La décision de Gulbuddin Hekmatyar de signer un traité de paix à Kaboul jette une lumière crue sur l’un des dirigeants moudjahidines sur lequel la Chine a toujours misé.

L’Onu ayant décidé, en début d’année, de lever les sanctions contre son groupe, le Hezb-e-Islami, il ne restait plus qu’à lui dérouler le tapis rouge (rappelons que la France s’y était initialement opposée car elle n’a pas oublié l’embuscade montée par ce groupe à Uzbin, en 2008, provoquant la mort de dix de ses soldats).

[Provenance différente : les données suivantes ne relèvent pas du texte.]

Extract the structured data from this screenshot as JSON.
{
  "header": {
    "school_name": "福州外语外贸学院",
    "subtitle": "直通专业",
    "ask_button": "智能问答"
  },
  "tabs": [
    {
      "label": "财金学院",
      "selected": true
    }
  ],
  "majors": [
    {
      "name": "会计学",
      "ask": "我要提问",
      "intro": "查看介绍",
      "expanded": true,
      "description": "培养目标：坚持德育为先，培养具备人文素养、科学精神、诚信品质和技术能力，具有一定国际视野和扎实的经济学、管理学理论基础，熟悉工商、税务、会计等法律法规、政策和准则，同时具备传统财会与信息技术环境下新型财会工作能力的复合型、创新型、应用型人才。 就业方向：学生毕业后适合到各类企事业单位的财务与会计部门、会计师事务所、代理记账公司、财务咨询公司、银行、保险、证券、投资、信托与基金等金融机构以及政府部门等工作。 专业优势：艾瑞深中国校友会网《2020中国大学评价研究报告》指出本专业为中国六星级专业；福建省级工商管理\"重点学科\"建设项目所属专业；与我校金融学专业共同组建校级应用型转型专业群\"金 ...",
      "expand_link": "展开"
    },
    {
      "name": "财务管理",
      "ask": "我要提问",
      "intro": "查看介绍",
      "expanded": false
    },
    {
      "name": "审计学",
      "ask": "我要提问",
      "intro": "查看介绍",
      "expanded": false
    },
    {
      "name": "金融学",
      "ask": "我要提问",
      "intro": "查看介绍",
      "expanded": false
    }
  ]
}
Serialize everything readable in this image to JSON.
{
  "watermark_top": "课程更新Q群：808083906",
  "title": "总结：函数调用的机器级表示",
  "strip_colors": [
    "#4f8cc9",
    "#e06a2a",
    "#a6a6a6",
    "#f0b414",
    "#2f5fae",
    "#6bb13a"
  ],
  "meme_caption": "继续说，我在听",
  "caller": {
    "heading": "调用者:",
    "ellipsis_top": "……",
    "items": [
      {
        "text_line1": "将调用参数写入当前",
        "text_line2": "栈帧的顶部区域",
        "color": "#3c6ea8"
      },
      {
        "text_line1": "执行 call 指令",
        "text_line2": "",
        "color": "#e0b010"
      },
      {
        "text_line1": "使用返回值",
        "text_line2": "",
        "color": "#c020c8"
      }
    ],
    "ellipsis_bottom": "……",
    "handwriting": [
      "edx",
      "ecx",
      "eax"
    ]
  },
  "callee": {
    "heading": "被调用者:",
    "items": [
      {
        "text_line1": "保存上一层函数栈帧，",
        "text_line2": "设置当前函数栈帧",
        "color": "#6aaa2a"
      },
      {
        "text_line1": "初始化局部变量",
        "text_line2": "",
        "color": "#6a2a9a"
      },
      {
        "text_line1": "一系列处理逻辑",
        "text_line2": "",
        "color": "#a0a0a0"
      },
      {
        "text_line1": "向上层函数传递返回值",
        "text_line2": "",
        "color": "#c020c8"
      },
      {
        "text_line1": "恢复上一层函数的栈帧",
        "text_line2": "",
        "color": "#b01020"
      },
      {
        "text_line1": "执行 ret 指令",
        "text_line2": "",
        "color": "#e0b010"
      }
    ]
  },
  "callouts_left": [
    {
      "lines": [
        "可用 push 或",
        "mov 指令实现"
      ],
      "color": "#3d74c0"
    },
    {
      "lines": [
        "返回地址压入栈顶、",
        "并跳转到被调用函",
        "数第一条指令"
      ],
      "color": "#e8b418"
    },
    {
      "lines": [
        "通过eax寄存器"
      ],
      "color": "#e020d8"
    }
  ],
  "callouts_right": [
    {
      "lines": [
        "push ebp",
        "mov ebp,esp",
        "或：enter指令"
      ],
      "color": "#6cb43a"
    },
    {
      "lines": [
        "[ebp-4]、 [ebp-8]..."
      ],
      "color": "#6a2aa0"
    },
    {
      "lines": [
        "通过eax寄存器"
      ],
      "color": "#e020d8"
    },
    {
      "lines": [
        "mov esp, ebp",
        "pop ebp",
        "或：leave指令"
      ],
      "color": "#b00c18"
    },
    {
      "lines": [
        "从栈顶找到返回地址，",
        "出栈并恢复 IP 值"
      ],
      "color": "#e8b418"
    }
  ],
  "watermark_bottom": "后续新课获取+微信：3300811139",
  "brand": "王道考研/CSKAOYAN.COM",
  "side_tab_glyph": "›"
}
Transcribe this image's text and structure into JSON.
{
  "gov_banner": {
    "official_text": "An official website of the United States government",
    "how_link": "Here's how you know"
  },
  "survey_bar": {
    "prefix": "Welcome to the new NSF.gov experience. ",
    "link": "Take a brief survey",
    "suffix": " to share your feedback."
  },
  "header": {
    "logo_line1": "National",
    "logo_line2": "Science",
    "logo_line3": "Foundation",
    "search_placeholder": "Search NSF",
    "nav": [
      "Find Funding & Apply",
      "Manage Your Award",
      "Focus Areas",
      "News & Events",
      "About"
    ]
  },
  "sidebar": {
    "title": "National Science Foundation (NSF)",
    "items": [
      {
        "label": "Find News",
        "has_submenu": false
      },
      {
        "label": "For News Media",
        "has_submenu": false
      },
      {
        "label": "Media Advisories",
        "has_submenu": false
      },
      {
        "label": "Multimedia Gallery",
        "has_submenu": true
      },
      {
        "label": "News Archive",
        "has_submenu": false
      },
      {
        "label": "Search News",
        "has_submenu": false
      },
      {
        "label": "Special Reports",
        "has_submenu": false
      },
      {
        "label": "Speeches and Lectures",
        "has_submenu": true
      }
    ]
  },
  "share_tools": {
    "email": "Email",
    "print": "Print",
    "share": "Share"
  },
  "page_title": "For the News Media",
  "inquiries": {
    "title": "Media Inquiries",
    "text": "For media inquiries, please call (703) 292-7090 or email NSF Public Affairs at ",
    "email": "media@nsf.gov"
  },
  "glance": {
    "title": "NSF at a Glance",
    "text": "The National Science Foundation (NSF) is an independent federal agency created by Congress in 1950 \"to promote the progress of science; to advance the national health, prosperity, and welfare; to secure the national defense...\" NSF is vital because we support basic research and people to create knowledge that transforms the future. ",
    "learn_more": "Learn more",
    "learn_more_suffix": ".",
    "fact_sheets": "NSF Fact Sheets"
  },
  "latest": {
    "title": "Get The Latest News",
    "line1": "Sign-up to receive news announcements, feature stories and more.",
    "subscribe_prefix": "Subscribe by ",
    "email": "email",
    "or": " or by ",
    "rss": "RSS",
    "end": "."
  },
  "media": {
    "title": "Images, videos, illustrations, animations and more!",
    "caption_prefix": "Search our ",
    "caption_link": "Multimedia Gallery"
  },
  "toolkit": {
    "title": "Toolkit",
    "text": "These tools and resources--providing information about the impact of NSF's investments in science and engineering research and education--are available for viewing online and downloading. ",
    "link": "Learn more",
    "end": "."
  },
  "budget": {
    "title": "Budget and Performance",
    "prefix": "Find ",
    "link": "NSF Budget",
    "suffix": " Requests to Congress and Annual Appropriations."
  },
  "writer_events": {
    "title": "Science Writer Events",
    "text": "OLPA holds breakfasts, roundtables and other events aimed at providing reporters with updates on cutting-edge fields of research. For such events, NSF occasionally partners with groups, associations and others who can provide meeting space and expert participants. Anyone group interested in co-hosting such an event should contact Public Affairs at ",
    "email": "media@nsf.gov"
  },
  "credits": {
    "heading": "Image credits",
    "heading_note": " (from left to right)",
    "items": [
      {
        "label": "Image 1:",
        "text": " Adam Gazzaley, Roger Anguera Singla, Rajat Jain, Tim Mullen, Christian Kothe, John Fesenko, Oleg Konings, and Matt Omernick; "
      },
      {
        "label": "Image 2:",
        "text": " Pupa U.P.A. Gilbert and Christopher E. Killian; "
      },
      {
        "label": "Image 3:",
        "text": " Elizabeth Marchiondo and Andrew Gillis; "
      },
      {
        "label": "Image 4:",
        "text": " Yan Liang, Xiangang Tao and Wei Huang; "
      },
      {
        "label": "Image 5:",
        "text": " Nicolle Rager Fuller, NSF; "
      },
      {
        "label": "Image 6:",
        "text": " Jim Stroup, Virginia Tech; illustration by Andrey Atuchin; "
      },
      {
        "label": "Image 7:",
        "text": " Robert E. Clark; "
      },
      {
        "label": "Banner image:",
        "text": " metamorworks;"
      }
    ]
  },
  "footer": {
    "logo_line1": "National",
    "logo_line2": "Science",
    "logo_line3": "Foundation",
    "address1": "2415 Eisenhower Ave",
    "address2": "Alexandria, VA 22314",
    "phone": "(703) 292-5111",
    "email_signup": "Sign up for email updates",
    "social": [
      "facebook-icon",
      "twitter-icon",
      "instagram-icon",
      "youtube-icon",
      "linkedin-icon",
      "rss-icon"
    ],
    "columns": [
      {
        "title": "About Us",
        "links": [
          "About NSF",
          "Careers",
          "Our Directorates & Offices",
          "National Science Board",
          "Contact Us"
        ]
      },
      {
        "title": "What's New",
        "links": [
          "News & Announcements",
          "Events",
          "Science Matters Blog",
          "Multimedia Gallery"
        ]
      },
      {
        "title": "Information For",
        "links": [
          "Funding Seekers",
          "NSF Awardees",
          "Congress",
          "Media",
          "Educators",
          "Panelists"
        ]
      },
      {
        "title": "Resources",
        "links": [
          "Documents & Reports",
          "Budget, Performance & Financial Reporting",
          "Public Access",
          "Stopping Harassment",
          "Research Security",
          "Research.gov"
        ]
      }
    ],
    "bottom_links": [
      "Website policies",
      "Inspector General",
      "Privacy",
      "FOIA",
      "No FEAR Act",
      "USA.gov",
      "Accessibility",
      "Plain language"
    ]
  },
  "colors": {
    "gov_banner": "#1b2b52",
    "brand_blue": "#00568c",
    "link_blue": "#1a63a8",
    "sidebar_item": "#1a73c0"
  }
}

Dès l’époque de la lutte contre l’URSS, Hekmatyar avait reçu un soutien logistique de la Chine, autant que celui de l’ISI pakistanaise et des Saoudiens. Après le 11 septembre 2001, malgré ses relations avec Al-Qaida, les services chinois ont continué à entretenir des liens avec le Hezb-e-Islami. Il s’est alors rapproché non seulement des Chinois mais aussi des Russes. Ces derniers ayant engagé des liens avec des factions des talibans, on voit bien comment se positionne l’échiquier afghan d’autant que Gulbuddin Hekmatyar vient de leur lancer un appel à le rejoindre dans le «processus de paix».

Sur le plan stratégique, Pékin espère ainsi obtenir la fin de l’entraînement des guérilleros ouigours entraînés dans des camps afghans subventionnés par l’Arabie Saoudite et le Pakistan, lesquels Ouigours menacent le fameux «Corridor économique Chine-Pakistan».